Karoline "Lina" Radke-Batschauer (18 October 1903 – 14 February 1983) was a German track and field athlete. She was the first Olympic champion in the 800m for women.

Born as Lina Batschauer, she started competing in athletics at the age of 20. In those years sports such as running were considered far too exhausting for women. This vision was shared by many, including the originator of the modern Olympic movement, Pierre de Coubertin.

In 1927, she married Georg Radke, who was her coach and a manager of her club SC Baden-Baden. The couple moved to Georg's hometown of Breslau (now Wrocław in Poland), where in 1927 she set her first 800 m world record. Together with her husband, Lina Radke was one of the pioneers of female athletics in the mid-1920s. Competitions for women were not held frequently, but Radke nevertheless won several regional and national titles. She first specialised in the 1000 m, but when this was changed into the 800 m (because that distance would be held at the upcoming 1928 Summer Olympics), she switched to that event. The highlight of Radke's career were those 1928 Summer Olympics, as she won the inaugural title in the 800 m, earning the first German gold medal in athletics. Along the way, she set the first officially recognised world record in that event, 2:16.8, which would last until 1944. Following false media reports[1] of competitors collapsing after the race, however, the IOC banished the women's 800 m from the Games; it would not be included again until 1960.[2]

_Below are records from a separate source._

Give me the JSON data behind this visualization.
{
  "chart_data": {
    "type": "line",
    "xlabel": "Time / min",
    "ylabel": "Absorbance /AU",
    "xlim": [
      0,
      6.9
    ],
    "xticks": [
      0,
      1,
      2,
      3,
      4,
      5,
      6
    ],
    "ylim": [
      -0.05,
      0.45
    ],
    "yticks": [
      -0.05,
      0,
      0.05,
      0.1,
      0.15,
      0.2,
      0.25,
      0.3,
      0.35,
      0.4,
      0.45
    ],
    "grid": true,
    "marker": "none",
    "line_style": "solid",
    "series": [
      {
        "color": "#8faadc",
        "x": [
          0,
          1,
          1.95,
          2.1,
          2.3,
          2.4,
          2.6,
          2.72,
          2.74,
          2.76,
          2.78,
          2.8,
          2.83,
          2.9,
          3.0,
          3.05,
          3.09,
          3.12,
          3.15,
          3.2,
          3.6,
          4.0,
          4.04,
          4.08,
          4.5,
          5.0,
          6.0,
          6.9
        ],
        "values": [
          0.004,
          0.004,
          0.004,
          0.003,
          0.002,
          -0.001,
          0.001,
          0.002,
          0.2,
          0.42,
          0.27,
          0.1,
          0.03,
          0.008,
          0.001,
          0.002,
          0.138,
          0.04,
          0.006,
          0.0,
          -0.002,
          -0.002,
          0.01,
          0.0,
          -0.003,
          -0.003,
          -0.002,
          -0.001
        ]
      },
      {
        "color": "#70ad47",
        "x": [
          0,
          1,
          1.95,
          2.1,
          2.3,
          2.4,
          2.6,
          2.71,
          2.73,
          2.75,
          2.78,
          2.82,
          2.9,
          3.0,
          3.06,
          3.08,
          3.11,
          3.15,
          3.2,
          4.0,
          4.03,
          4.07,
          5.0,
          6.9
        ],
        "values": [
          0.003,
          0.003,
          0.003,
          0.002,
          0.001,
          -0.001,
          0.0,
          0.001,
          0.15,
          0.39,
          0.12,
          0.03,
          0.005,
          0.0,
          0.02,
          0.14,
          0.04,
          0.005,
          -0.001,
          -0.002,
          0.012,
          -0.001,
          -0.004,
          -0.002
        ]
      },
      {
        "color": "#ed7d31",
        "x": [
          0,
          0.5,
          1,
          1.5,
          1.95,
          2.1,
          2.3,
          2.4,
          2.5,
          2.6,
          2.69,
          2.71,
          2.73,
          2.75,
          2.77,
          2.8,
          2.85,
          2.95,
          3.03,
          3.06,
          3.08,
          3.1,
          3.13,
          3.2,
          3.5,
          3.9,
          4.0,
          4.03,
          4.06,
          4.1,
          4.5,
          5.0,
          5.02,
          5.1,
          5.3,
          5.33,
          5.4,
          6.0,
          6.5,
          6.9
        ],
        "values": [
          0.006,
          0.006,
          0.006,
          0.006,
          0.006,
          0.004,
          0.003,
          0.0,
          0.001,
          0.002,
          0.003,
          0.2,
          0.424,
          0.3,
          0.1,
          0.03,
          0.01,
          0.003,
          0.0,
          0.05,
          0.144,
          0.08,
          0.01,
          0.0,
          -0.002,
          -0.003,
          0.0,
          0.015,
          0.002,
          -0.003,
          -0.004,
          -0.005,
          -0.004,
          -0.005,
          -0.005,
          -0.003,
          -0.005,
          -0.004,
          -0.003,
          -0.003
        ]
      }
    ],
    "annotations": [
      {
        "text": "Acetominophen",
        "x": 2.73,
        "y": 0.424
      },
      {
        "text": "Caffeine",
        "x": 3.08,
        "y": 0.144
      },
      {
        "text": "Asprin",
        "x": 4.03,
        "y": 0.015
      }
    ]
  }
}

In 1930 Radke set a 1,000 m world record. She retired in 1934, after finishing fourth in the 800 m at the last Women's World Games. After that she worked as athletics coach in Breslau and Torgau. Her husband took part in World War II and was held as a prisoner of war in the Soviet Union. Upon his release in 1950, the family moved to Karlsruhe.

References

Notes and References

  1. Web site: 2012-05-14 . "Eleven Wretched Women" . 2024-02-28 . Runner's World . en-US.
  2. Jobling . Ian . 2006 . The Women's 800 Metres Track Event Post 1928: Quo Vadis? . Journal of Olympic History . 14 . 1 . 43–47 . International Society of Olympic Historians.